The first time I heard Paradise Gallows I instantly sensed an overwhelming feeling of awe and was overcome with the desire to listen to it on repeat indefinitely. This album is a masterpiece, blurring the lines of any and all genre classifications throughout all of music, not just metal. It is, in my humble opinion, as close as you can get to a perfect record without sounding manufactured or sterile. This record has everything I could want as a music fan and then some.

I was really looking forward to this, as I’ve been an Inter Arma fan for a while. The Cavern and Sky Burial are fantastic records in their own right, but Paradise Gallows is something special. This record feels like the swan song of a band 3 decades their elders, yet here they are, producing a piece of music that seems to defy a lot of the laws about what a modern metal record can and should be. The playing and songwriting on this record are flawless. If you had to put a genre on this record I guess I would say “strongly blackened sludgy death metal with psychdelic influences” but it’s just music to me.

I feel like Inter Arma have ascended to another level with this record. I already had a lot of respect for them based on their back catalog, but wow, did they just excel all expectations with Paradise Gallows. The first thing that jumped out to me was how well Mike Paparo has honed his vocal delivery since The Cavern. It’s incredible to listen to. He has perfected the growling shriek that gave me chills on that EP / song and has gone even further on this release. The cliché in blackened metal is “vocals as an instrument” but this guy truly nails that convention. It’s incredibly awe inspiring, and as a fan of this type of music, it is the perfect complement to the instruments.

The guitars on this record are beautifully written and captured. Trey Dalton and Steven Russell create a wall of sound and texture that is second to nothing else I listened to in 2016. Nothing comes close to the raw power and feeling of claustrophobic, monstrous terror that accompanies the guitar sound on Paradise Gallows. My favorite passages include the main riff in Transfiguration and the absolutely brutal breakdown parts in Violent Constellations. Transfiguration really hooked me from the start, that riff just begs to be repeated for days.

The rhythm section is like a demon monster from hell on this recording. Such a snarling beast, with an incredible low end to perfectly complement to sonic assault from the vocals and guitars. Joe Kerkes lends some truly incredible bass lines to this record.
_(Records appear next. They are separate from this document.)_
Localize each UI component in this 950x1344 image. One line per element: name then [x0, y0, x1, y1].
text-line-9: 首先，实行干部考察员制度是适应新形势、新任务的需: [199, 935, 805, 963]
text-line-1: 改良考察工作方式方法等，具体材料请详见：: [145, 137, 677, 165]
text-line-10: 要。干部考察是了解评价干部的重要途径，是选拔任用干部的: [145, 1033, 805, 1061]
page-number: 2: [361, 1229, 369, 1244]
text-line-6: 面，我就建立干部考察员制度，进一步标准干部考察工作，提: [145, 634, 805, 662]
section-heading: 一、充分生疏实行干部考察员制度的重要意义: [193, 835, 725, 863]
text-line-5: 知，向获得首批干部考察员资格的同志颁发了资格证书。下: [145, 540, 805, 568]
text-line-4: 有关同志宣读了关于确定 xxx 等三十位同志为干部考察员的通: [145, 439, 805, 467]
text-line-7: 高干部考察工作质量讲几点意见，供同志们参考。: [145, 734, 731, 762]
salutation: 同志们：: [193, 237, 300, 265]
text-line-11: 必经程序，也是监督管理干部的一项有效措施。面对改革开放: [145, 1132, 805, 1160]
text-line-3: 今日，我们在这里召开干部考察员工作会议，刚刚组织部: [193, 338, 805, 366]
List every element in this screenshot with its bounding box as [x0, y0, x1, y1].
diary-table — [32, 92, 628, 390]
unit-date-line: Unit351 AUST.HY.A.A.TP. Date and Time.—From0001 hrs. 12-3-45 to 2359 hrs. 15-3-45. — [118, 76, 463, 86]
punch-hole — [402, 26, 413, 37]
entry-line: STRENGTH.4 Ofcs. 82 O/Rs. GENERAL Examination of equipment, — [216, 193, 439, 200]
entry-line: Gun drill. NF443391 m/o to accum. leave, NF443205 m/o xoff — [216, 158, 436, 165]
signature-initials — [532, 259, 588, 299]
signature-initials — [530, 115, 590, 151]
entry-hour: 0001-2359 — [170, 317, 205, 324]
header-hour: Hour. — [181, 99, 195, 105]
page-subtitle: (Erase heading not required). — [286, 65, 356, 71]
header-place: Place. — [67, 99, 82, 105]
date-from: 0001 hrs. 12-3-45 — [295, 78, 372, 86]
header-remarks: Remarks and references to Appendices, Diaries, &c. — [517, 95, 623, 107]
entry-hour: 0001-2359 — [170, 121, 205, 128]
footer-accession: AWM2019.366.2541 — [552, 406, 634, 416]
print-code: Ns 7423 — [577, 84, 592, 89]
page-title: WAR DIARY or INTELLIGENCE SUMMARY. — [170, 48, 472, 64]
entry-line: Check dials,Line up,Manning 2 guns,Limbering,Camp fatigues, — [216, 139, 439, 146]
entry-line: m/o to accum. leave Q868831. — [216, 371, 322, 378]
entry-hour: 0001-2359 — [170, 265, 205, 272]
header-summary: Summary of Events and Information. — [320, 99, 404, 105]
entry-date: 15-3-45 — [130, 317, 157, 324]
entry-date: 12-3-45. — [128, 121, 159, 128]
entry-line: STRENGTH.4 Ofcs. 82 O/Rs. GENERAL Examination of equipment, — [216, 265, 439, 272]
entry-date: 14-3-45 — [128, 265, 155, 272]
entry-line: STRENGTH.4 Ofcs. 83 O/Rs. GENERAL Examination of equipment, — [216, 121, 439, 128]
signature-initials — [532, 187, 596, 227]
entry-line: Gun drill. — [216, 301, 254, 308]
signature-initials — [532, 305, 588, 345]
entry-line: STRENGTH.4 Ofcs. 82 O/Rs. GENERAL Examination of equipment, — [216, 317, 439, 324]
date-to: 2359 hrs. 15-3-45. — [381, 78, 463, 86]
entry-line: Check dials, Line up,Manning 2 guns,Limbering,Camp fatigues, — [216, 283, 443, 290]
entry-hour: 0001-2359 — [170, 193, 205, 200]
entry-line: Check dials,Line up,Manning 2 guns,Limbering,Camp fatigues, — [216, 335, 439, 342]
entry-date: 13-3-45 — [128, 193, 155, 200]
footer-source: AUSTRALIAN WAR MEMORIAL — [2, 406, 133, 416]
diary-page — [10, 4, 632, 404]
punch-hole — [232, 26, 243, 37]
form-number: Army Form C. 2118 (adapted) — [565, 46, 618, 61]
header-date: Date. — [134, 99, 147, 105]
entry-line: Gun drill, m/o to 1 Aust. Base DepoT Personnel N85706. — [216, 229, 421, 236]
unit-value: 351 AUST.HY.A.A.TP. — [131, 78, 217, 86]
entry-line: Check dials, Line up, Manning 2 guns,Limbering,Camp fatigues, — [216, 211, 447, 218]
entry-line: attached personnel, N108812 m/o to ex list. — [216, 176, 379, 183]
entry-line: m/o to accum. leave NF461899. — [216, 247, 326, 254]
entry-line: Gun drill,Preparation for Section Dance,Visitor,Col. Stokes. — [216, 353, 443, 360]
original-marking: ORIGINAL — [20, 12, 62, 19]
I remember wondering some times whether it was guitar or bass coming from the speakers, his playing is so tight and crushing. And T.J. Childers on the drums…well, let’s pause for a moment here. I got the pleasure of seeing Inter Arma for the first time this year at Empty Bottle in Chicago with all my bandmates from Uncouth. T.J. Childers live on the drums was one of the most incredible performances I’ve witnessed in my short life. They played most of Paradise Gallows that night (and their encore, unfortunately, was cut short due to guitar rig issues) but I feel like T.J. still hasn’t stopped his performance from that night. He played wearing swim trunks, and after the show, I can understand why. The guy is a beast behind his kit, and the entire band performed near flawless renditions of every track. I was blown away, as I continue to be amazed by this record every time I spin it.

Needless to say, Paradise Gallows was my favorite record of 2016. It has everything you could want in a record and more. It’s pretty refreshing to hear a story about more than just death and carnage in this style of music, as Paparo tends to be more intrigued by time, voyages, societal upheaval, and an almost poetic beauty of downfall. I will undoubtedly be wearing out this record for years to come. This is a special album in many respects, and gets the top honor from me by a landslide.